Defying all odds, Portugal’s centre-left Socialists have won an outright parliamentary majority in a snap general election, securing a strong new mandate for Prime Minister Antonio Costa, a champion of balanced public accounts.
Sunday’s result, boosted by a higher than expected turnout despite the coronavirus pandemic, comes as a surprise after the Socialists had lost most of their advantage in recent opinion polls, and means Portugal will have a stable government to oversee the application of EU pandemic recovery funds.
The vote was called in November after Mr Costa’s hard-left former Communist and Left Bloc allies joined the right in striking down his minority government’s budget.
The two far left parties paid the price, losing more than a half of their seats, according to exit polls.
After last week’s opinion polls Mr Costa had himself acknowledged that Portuguese did not want to give him a full majority and said he was prepared to strike alliances with like-minded parties, which is no longer necessary.

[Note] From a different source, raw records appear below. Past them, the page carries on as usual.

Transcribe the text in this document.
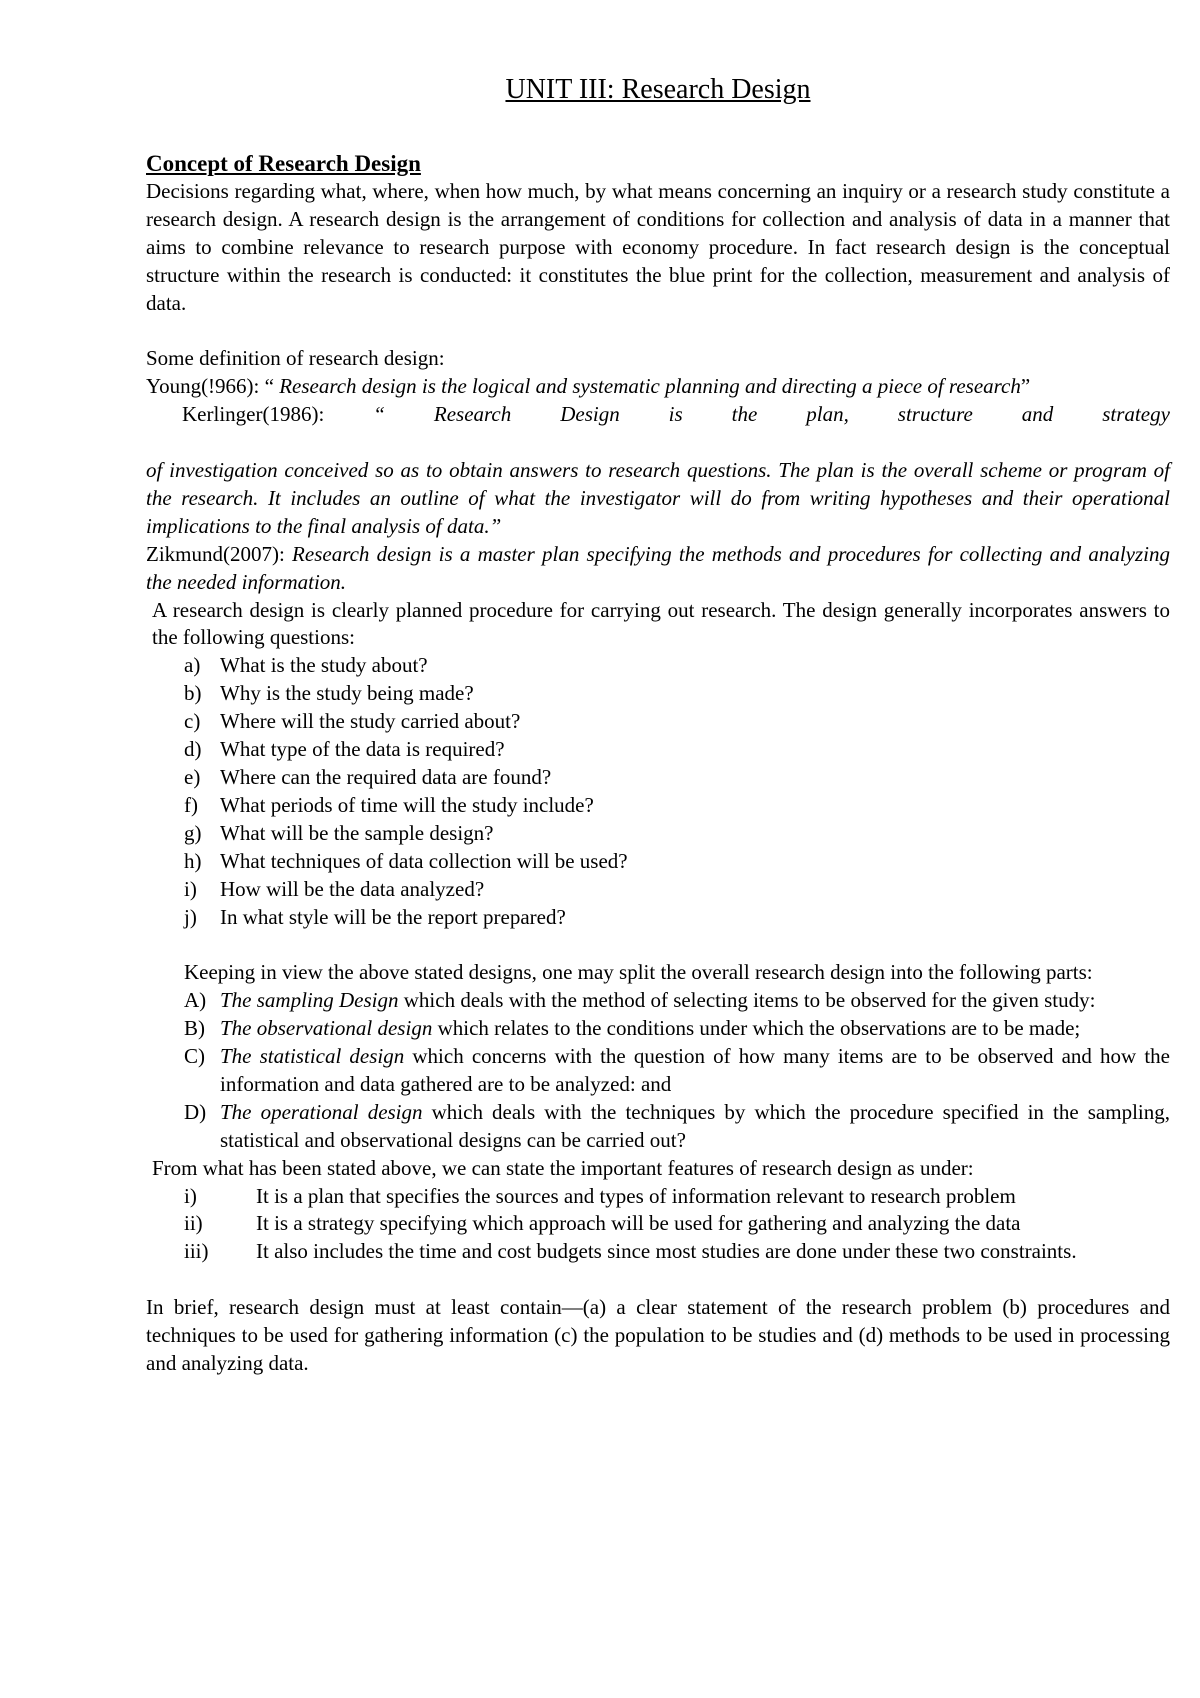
UNIT III: Research Design
Concept of Research Design

Decisions regarding what, where, when how much, by what means concerning an inquiry or a research study constitute a research design. A research design is the arrangement of conditions for collection and analysis of data in a manner that aims to combine relevance to research purpose with economy procedure. In fact research design is the conceptual structure within the research is conducted: it constitutes the blue print for the collection, measurement and analysis of data.

Some definition of research design:

Young(!966): “ Research design is the logical and systematic planning and directing a piece of research”

Kerlinger(1986): “ Research Design is the plan, structure and strategy

of investigation conceived so as to obtain answers to research questions. The plan is the overall scheme or program of the research. It includes an outline of what the investigator will do from writing hypotheses and their operational implications to the final analysis of data.”

Zikmund(2007): Research design is a master plan specifying the methods and procedures for collecting and analyzing the needed information.

A research design is clearly planned procedure for carrying out research. The design generally incorporates answers to the following questions:

a) What is the study about?
b) Why is the study being made?
c) Where will the study carried about?
d) What type of the data is required?
e) Where can the required data are found?
f)	What periods of time will the study include?
g) What will be the sample design?
h) What techniques of data collection will be used?
i)	How will be the data analyzed?
j)	In what style will be the report prepared?

Keeping in view the above stated designs, one may split the overall research design into the following parts:

A) The sampling Design which deals with the method of selecting items to be observed for the given study:
B) The observational design which relates to the conditions under which the observations are to be made;
C) The statistical design which concerns with the question of how many items are to be observed and how the information and data gathered are to be analyzed: and
D) The operational design which deals with the techniques by which the procedure specified in the sampling, statistical and observational designs can be carried out?

From what has been stated above, we can state the important features of research design as under:

i)	It is a plan that specifies the sources and types of information relevant to research problem
ii)	It is a strategy specifying which approach will be used for gathering and analyzing the data
iii)	It also includes the time and cost budgets since most studies are done under these two constraints.

In brief, research design must at least contain—(a) a clear statement of the research problem (b) procedures and techniques to be used for gathering information (c) the population to be studies and (d) methods to be used in processing and analyzing data.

“An absolute majority doesn’t mean absolute power. It doesn’t mean to govern alone. It’s an increased responsibility and it means to govern with and for all Portuguese,” Mr Costa said in his victory speech.

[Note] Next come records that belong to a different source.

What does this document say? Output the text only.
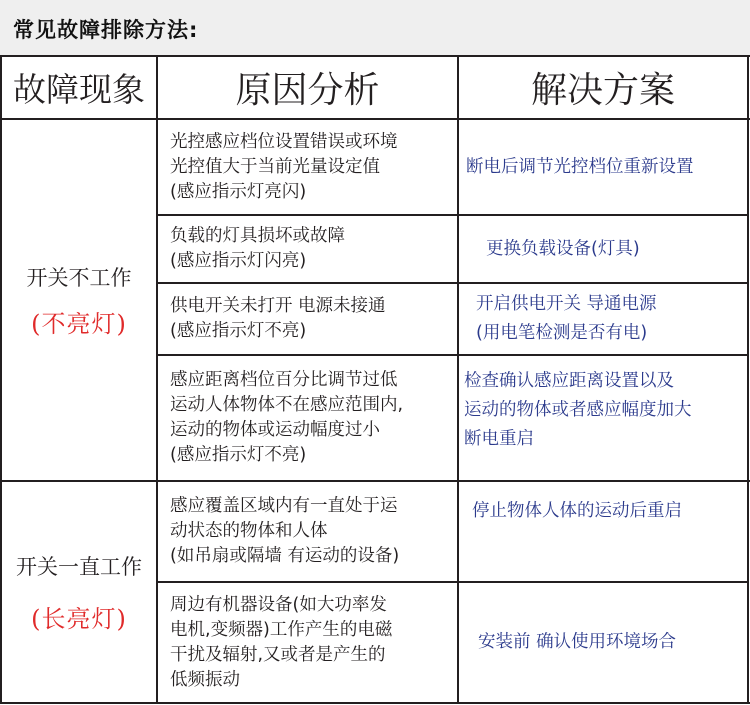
常见故障排除方法:
故障现象	原因分析	解决方案
开关不工作
(不亮灯)
光控感应档位设置错误或环境
光控值大于当前光量设定值
(感应指示灯亮闪)
负载的灯具损坏或故障
(感应指示灯闪亮)
供电开关未打开 电源未接通
(感应指示灯不亮)
感应距离档位百分比调节过低
运动人体物体不在感应范围内,
运动的物体或运动幅度过小
(感应指示灯不亮)
断电后调节光控档位重新设置
更换负载设备(灯具)
开启供电开关 导通电源
(用电笔检测是否有电)
检查确认感应距离设置以及
运动的物体或者感应幅度加大
断电重启
开关一直工作
(长亮灯)
感应覆盖区域内有一直处于运
动状态的物体和人体
(如吊扇或隔墙 有运动的设备)
周边有机器设备(如大功率发
电机,变频器)工作产生的电磁
干扰及辐射,又或者是产生的
低频振动
停止物体人体的运动后重启
安装前 确认使用环境场合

Before the final results came in, Mr Costa said the party had won 117 or 118 seats in the 230-seat parliament, up from 108 won in the 2019 election, and his supporters erupted in loud celebrations, singing old revolutionary anthem “Grandola” and waving flags.
Mr Costa, who came to power in 2015 in the aftermath of a 2011-14 debt crisis, has presided over a period of steady economic growth that helped shrink the budget deficit and even eke out a small surplus in 2019, before the pandemic struck.
Still, Portugal remains western Europe’s poorest country and relies on EU pandemic recovery funds.
The centre-right Social Democrats came a distant second at below 30 per cent of the vote, according to provisional results, against the Socialists’ around 42 per cent.
The far-right Chega emerged as the third-largest parliamentary force making a big leap from just one seat in the previous legislature to at least 11.
With more than a tenth of Portugal’s 10 million people estimated to be isolating due to COVID-19, the government had allowed infected people to leave isolation and cast ballots in person, and electoral officials donned protection suits in the afternoon to receive them.
Turnout was on track to beat 2019’s record-low 49 per cent participation.
As in many European countries, infections have spiked, although vaccination has kept deaths and hospitalisations lower than in earlier waves.